We may not be able to control the weather, but we can get a COVID vaccination
Everybody talks about the weather, but nobody does anything about it. That old quip, often attributed to Mark Twain or his friend Charles Dudley Warner, now guides most news coverage of severe weather. Many say that natural disasters are a result of climate change and we need to adopt radical policies to combat them.
But, sometimes weather just happens.
Take this weekend! Twenty-two people are dead in Middle Tennessee and many are missing after 17 inches of rain sent floodwaters swirling in Waverly, Tenn. Saturday’s flooding in rural areas took out roads, cellphone towers and telephone lines, leaving families uncertain about whether their loved ones survived the unprecedented deluge.
This year there have been more severe weather/climate disaster events in the United States than usual. These events have included severe heat, drought, flooding, several storms, wildfires, and tornadoes and hurricanes.
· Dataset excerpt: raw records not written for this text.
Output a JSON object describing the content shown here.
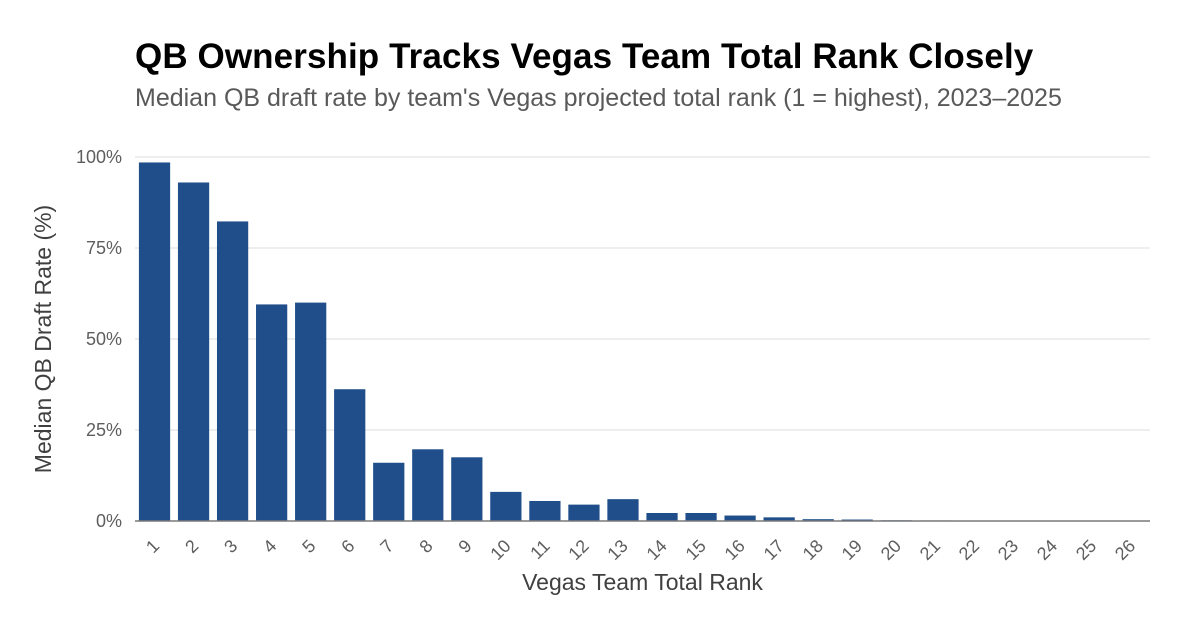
{
  "chart_data": {
    "type": "bar",
    "title": "QB Ownership Tracks Vegas Team Total Rank Closely",
    "subtitle": "Median QB draft rate by team's Vegas projected total rank (1 = highest), 2023–2025",
    "xlabel": "Vegas Team Total Rank",
    "ylabel": "Median QB Draft Rate (%)",
    "ylim": [
      0,
      100
    ],
    "yticks": [
      0,
      25,
      50,
      75,
      100
    ],
    "ytick_labels": [
      "0%",
      "25%",
      "50%",
      "75%",
      "100%"
    ],
    "grid": "horizontal",
    "categories": [
      "1",
      "2",
      "3",
      "4",
      "5",
      "6",
      "7",
      "8",
      "9",
      "10",
      "11",
      "12",
      "13",
      "14",
      "15",
      "16",
      "17",
      "18",
      "19",
      "20",
      "21",
      "22",
      "23",
      "24",
      "25",
      "26"
    ],
    "values": [
      98.5,
      93.0,
      82.3,
      59.5,
      60.0,
      36.2,
      16.0,
      19.7,
      17.5,
      8.0,
      5.5,
      4.5,
      6.0,
      2.2,
      2.2,
      1.5,
      1.0,
      0.5,
      0.4,
      0.2,
      0.15,
      0.1,
      0.1,
      0.05,
      0.05,
      0.05
    ],
    "bar_color": "#1f4e8a"
  }
}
The western part of the nation has endured a heatwave and wildfires. as well as flooding. The Southeast has experienced tornadoes and flooding. The Northeast had a winter storm and cold wave in February, and Texas and Oklahoma, too, have experienced severe weather.
Wildfires have consumed entire towns in the west and the heat has smothered that part of the nation as well as parts of the south.
The extreme weather disasters have driven home some facts: That we cannot control the weather whether it be due to climate change or it be an act of God. The weather events of 2021 have not only been contained to the U.S., but to other parts of the world, including Europe. The weather affects the rich and poor, alike. And, no one is exempt from the weather, good or bad.
Though it’s historically been difficult to say if single weather events were directly caused by climate change, scientists have proven that many of the events that took place in 2020 and this year would have been far less likely, or even impossible, without changes to the climate that are being driven by the warming of the earth.
A rise of a few degrees may not sound like much, but it has huge implications for the weather we’ll see in the coming years, says Daniel Swain, a climate scientist at UCLA focused on the links between climate change and extreme weather. “It’s a number that is describing really profound and vast changes in the climate system that we feel mostly through individual weather events and through extreme events.”
It’s impossible to know weather wise what the remainder of the year holds or even 2022, but it’s highly likely that more extremes are on the way.
We are likely to see more episodes of extreme heat than we are used to in the coming years, scientists say, because they have been made far more likely on a warming planet. Studies found that climate change made Europe’s 2019 heatwave up to 100 times more likely, for example.
When high temperatures combine with dry conditions, strong winds and an abundance of vegetation as fuel, wildfires become highly likely. We saw that in 2020, and again this year.
We do know this: Weather happens, prepared or unprepared. And, when it happens during a pandemic such as the high rates of COVID infection we are experiencing, not only in Tennessee, but across the nation, it is a nasty combination. The weather alone can cause havoc, but combined with COVID, the danger increases.
Some hot and dry weather is in our immediate forecast, and so is COVID.
We may not be able to do much about the weather, but we can do something about COVID. We can wear a mask and if you have not been vaccinated, get your shot this week.